Thursday, November 5, 2009

Heaven is the absence of a half-pipe, or that difficult second blog...

For me, the summer of 2001 was all about skateboarding. I never actually got on one of the things, nor have I since, but they signified everything that was cool about the world to an impressionable 13 year old: There was the slightly edgy but non-threatening slacker-stoner appeal (not that I knew what a stoner was, mind you); then there was the sun-drenched Southern Californian whine-pop of Blink 182 and OPM; the baggy T shirts with the obscure logos of skateboard manufacturers on; and finally there were the endless hours devoted to Tony Hawk's Pro Skater 2. In short, to be a professional skateboarder was the single most awesomely radical thing any one could ever be. Dude.

Of course, much like the American Pie films, organized youth activities and wet dreams, skateboarding is one of those things which really should remain peculiar to that strange period of early teens: the intoxicating mix of grown men and women behaving so utterly childishly - with blissful earnestness - captures perfectly the almost-pubescent desire to appear grown up, while safely clinging on to everything that makes childhood so comfortable. Unfortunately, like 'American Pie: The Naked Mile', the Scouting movement and nocturnal emissions, there are isolated pockets where skateboarding has left the realm of squeaky-voiced innocence, and permeated into the unrelentingly real world of everyday, adult life.

It is with these verbose and somewhat self-indulgent thoughts in mind that I sharpened my satirical typing finger in readiness for a precision dissection of the skateboarding students of Southern California. The sight of a philosophy major breezing past my designedly bedraggled form (finely sculpted to say "Approachable, British and literary") on a wooden plank with 4 rubber wheels loosely attached, Plato's Republic under one arm, and a total ignorance of just how ridiculous this sight might look to an opinionated European had become so common that I felt a civic duty to tell the rational world about it (or at least the three readers of Flown the Coop).
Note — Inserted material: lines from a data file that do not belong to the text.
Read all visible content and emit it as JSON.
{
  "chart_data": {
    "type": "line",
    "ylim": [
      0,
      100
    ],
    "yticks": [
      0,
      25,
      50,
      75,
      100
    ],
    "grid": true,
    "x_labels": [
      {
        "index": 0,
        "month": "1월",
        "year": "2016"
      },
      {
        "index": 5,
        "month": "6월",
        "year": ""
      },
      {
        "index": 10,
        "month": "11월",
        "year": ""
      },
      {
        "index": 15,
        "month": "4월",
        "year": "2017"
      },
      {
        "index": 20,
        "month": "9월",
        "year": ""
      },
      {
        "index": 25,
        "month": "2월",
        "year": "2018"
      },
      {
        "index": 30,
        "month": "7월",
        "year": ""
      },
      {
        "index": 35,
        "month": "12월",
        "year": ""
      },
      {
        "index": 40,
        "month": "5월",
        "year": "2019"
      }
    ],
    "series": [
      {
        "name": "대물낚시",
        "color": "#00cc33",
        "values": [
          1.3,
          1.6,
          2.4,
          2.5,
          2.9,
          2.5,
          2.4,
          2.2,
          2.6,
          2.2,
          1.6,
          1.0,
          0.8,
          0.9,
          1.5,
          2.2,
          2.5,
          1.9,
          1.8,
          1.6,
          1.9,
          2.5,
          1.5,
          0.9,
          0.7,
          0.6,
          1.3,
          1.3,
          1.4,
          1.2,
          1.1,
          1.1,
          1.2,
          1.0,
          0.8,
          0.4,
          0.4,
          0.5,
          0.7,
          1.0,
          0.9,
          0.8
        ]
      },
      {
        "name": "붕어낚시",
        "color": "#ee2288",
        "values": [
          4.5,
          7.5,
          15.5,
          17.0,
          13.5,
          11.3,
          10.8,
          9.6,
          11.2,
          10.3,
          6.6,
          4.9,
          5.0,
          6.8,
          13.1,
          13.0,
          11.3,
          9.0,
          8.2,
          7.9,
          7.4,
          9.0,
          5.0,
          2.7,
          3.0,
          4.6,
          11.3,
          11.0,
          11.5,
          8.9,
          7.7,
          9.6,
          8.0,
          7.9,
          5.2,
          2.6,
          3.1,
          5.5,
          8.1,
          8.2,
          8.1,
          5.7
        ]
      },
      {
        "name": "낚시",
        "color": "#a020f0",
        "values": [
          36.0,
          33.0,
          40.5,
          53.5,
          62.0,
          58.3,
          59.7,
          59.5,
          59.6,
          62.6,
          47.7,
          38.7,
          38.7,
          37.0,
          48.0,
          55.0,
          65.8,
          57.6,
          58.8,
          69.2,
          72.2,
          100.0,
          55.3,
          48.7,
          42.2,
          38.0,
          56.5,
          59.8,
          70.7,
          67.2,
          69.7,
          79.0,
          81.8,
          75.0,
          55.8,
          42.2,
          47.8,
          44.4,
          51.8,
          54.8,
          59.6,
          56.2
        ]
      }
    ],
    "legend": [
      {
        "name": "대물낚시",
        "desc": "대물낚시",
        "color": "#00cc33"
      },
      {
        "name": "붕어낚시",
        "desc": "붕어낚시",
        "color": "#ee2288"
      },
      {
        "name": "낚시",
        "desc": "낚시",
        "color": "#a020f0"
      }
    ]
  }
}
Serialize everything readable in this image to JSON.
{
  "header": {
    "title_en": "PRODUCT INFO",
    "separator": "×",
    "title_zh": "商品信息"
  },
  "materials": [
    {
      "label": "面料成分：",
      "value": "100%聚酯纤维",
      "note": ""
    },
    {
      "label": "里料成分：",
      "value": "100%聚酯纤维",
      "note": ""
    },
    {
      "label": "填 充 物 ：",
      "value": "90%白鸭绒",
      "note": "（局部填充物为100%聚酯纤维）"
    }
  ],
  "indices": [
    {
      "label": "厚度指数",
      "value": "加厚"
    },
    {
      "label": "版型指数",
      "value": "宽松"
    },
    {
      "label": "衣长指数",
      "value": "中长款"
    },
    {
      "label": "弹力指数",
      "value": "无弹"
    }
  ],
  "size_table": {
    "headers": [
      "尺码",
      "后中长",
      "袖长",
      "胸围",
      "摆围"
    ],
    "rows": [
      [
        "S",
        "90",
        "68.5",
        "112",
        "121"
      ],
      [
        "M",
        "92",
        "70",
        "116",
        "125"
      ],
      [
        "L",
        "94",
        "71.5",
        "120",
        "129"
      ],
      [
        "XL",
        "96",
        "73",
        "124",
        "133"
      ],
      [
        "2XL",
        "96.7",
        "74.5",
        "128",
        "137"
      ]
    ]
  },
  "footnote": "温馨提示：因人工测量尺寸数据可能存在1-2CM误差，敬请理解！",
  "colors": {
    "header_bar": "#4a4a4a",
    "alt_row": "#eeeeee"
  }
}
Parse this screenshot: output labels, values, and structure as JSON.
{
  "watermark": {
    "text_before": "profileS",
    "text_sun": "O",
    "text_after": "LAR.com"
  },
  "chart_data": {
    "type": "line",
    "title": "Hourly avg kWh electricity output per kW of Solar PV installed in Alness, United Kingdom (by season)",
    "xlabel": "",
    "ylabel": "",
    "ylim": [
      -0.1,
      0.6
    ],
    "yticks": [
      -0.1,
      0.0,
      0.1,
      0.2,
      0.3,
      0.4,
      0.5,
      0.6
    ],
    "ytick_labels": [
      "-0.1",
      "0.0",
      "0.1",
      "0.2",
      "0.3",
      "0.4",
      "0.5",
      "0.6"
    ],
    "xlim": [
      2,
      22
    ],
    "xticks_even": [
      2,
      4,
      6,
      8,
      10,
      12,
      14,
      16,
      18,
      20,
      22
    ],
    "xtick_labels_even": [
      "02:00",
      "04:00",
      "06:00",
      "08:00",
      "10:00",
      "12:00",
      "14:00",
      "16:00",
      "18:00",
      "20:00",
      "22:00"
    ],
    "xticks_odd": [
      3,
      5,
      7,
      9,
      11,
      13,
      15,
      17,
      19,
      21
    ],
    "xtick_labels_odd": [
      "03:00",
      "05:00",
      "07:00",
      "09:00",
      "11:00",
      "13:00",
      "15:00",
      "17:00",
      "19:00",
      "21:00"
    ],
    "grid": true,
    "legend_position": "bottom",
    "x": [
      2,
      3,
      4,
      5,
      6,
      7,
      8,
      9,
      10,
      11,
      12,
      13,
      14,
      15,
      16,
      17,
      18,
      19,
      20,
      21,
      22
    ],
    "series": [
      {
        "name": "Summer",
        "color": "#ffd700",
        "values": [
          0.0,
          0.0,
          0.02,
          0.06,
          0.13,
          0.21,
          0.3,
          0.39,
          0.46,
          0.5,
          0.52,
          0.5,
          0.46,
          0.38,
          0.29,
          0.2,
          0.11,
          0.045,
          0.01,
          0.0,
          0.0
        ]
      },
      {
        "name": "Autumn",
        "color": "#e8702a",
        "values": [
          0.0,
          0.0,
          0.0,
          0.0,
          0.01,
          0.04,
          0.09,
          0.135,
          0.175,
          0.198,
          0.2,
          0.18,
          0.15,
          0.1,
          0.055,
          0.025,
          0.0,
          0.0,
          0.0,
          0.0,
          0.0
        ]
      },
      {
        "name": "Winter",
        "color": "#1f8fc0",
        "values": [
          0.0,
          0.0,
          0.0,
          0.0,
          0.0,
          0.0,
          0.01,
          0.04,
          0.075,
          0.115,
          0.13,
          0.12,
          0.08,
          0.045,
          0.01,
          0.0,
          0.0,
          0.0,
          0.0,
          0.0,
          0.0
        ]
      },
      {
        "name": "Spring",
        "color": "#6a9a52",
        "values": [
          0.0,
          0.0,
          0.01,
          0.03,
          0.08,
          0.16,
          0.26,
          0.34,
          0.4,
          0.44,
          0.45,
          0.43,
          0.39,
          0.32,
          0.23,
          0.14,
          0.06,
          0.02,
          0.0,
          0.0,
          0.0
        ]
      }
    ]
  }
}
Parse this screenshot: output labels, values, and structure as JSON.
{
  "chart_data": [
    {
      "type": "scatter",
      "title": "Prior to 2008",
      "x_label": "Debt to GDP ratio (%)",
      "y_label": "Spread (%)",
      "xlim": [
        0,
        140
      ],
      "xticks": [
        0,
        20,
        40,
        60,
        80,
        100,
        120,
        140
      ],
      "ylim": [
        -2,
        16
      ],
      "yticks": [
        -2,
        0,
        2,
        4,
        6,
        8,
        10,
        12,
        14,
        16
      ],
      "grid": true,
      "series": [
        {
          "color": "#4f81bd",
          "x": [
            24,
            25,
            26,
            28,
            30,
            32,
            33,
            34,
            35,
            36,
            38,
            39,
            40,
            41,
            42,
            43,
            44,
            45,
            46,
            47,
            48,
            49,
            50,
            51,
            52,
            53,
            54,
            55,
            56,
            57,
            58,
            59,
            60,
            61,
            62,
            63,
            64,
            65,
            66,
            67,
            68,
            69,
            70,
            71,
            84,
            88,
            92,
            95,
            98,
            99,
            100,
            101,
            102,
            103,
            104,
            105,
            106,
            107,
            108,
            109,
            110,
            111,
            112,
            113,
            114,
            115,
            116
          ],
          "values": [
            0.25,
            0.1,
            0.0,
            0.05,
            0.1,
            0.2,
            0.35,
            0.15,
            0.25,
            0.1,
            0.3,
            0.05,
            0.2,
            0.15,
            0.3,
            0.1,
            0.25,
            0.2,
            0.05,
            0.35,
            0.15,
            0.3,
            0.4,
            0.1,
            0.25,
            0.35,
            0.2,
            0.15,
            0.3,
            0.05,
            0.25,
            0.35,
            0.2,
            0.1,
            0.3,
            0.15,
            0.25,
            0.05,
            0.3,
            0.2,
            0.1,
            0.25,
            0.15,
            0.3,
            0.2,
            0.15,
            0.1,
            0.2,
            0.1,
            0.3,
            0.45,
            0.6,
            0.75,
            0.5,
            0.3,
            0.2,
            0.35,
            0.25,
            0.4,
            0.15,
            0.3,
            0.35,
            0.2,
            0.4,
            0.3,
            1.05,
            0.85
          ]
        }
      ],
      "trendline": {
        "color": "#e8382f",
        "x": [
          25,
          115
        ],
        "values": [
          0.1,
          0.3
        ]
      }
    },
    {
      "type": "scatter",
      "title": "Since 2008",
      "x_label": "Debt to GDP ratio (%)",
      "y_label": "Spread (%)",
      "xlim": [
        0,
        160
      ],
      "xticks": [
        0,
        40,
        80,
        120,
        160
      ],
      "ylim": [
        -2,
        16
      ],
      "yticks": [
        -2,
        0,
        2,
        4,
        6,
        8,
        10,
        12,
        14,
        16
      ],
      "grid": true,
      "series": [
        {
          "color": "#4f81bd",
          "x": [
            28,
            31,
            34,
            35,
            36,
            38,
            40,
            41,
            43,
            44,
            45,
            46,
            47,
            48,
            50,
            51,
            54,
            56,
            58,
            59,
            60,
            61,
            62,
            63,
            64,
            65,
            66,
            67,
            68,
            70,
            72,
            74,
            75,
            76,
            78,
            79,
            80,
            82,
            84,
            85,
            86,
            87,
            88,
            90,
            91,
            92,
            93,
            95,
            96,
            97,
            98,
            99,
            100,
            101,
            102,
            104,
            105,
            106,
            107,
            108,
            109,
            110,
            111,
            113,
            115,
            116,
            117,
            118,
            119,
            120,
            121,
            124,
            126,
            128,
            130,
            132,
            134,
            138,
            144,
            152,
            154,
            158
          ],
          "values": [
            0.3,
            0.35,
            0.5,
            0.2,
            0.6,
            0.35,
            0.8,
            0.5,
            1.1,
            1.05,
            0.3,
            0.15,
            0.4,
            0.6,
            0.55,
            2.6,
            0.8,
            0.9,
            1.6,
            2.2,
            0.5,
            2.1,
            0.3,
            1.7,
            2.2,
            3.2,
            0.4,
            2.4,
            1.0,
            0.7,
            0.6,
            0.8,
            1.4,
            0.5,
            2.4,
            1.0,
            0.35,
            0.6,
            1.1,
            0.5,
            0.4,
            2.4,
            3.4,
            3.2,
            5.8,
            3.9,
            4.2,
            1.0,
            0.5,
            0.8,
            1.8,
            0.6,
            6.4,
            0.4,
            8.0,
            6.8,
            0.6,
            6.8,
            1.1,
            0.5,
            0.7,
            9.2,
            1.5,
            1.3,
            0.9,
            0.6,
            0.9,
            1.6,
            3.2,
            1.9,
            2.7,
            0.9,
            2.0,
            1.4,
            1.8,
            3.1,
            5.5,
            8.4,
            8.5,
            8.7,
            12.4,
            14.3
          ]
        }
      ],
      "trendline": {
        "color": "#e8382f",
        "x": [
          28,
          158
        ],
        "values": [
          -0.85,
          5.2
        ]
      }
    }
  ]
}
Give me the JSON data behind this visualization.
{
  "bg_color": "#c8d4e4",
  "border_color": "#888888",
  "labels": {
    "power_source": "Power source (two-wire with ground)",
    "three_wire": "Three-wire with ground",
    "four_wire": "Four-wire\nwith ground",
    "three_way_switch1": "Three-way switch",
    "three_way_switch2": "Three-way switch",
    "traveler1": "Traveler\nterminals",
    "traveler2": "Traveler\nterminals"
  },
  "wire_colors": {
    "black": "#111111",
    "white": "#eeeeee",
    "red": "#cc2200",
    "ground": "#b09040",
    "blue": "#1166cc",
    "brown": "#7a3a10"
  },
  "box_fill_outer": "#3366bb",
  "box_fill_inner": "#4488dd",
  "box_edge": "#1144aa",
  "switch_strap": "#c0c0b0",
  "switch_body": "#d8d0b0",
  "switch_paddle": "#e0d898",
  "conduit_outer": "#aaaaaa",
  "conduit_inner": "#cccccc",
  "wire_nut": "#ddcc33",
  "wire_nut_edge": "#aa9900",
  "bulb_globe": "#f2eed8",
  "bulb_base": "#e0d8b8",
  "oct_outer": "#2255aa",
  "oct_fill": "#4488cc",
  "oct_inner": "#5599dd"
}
But when I actually sat down to lay into these Jean-Paul Satre/Bucky Lasek mongrel breeds, I found myself with (uncharacteristically) very little to say. Pondering on it for a moment, I realized that what I actually dislike about skateboarding is not the act itself: it's just standing on a plank with wheels, but the whole culture of idiocy that appears to come freely packaged and delivered alongside it. If you are not quite sure what I mean, I suggest an hour-and-a half's viewing of MTV: this should give ample opportunity for the enjoyment of several TV episodes devoted entirely to idiots fracturing fibulae and tearing cruciate ligaments as they (proudly) describe their heroic efforts to achieve 'sick air' off the roof of the public toilets at their local playground. It is this pathetic attempt to reconcile a vague notion of 'extreme sports' with the mediocrity of suburban middle class youth that I feel draws my spite more than anything else: The essentially immature and artificial belief that being able to perform a kickflip outside a municipal leisure centre somehow signifies someone as a member of a radical underclass who live by no-one's rules (but still make it home for tea, lovingly prepared by doting mothers across the Western world). While we should bear it in mind that Avril Lavigne's evident dyslexia and outright tunelessness made it difficult to pen her lyrics coherently, her claim that "He was a sk8er boi, she said see you later boy", and as such was rejected by a prim and proper girl, is ultimately misleading: In fact, most likely, he was a boy who owned a skateboard, and was probably more concerned with the correct angle at which to rip his outrageously baggy jeans, than to pay the girl in question any attention.

But the Southern Californian, Plato-reading skateboarder is a different breed. He or she has no claims to the culture of idiocy: the notion of a student-skateboarder evidently undermines this. Instead, the skateboard proves a quick and cost effective means of making one's way around the expanses of concrete and pedestrian-unfriendly street layouts of Orange County. Unlike a bike, a skateboard is portable (and crucially less nickable), and traveling from A to B on one actually looks quite fun.

I am almost tempted to get one myself. But then I realized that the one thing more ridiculous than a sk8er boi at his local park is a clueless English boy trying to balance on a skateboard in a public place.

Until later Duuudes...

1 comment:

  1. Dude, I totally get you man! Back in the day, I wanted to be a skater chick forevs, forreals...

    But seriously, this is great :) Everything really flows well in this (taking your secondary sources, hmm? eh, slightly. it works).